Tuer son Fidèle ! Mais non, ce n’était pas possible ; ce monsieur Hainault ne devait pas être un tyran. Soudain, une idée lumineuse traversa son esprit : « Demain, » se dit-elle, « j’irai voir le Père François, mon confesseur, il saura bien arranger cette affaire. Pour ce soir, écrivons à ma petite Yolande. »

Elle passa dans son cabinet de travail, s’assit devant son vieux bureau de noyer noir et, déjà toute rassérénée, elle écrivit : —
« Ma petite Yolande.

Comment n’ai-je pas pensé plus tôt à t’inviter ? Peut-être parce que je craignais que ma société ne te soit trop ennuyeuse, car tu sais, ce n’est pas très gai ici.

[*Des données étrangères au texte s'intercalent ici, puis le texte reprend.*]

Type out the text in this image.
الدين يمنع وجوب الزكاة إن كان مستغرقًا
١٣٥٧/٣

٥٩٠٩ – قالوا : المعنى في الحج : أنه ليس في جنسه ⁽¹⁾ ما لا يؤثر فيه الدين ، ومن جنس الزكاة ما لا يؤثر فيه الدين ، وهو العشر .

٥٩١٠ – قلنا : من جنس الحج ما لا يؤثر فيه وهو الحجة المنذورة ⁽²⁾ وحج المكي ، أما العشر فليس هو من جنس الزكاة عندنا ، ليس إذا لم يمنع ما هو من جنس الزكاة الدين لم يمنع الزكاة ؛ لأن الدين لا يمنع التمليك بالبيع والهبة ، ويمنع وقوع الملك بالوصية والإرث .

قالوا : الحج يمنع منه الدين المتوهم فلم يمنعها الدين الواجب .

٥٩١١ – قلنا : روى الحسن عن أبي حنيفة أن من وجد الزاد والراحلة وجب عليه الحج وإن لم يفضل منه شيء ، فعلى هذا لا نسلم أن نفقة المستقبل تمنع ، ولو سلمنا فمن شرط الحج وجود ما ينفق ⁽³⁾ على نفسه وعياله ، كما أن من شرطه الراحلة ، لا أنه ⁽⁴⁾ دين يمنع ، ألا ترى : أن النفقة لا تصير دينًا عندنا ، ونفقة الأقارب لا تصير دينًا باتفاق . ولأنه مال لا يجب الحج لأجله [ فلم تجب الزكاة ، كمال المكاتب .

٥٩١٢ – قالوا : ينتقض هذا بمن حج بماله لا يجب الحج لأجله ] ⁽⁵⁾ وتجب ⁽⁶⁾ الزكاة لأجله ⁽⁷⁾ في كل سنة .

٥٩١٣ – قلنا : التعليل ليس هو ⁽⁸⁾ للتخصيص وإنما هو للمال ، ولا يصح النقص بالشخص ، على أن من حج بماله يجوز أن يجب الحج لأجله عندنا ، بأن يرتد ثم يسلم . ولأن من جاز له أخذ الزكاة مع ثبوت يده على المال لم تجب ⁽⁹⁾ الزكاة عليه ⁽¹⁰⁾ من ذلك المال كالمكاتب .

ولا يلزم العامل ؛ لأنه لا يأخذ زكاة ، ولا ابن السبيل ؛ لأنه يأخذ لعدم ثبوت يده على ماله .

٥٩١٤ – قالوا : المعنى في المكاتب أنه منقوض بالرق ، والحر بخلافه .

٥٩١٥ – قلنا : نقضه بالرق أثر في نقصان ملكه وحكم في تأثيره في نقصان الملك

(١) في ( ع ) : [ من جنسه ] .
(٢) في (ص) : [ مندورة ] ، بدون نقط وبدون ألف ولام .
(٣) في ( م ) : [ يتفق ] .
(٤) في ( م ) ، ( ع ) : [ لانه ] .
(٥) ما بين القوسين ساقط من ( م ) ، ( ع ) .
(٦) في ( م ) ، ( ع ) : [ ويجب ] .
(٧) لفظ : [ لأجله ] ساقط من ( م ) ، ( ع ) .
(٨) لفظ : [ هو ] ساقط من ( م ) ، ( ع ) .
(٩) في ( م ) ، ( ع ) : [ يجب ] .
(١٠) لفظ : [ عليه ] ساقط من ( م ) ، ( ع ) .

Toutefois, puisque la solitude de ta vieille cousine ne t’effraie pas, viens bien vite la partager, je serai heureuse de t’avoir tout près de moi. Je t’offre l’asile de ma vieille maison, ma compagnie qui, je t’en avertis, n’est pas toujours très amusante, ma table plutôt frugale ; mais tout ce que j’ai, je te l’offre de bon cœur. Tu goûteras ici une tranquillité parfaite.

Je te promets de l’air pur et vivifiant, du soleil à profusion et surtout une marraine très affectueuse et qui compte déjà les jours qui la séparent de la date de ton arrivée.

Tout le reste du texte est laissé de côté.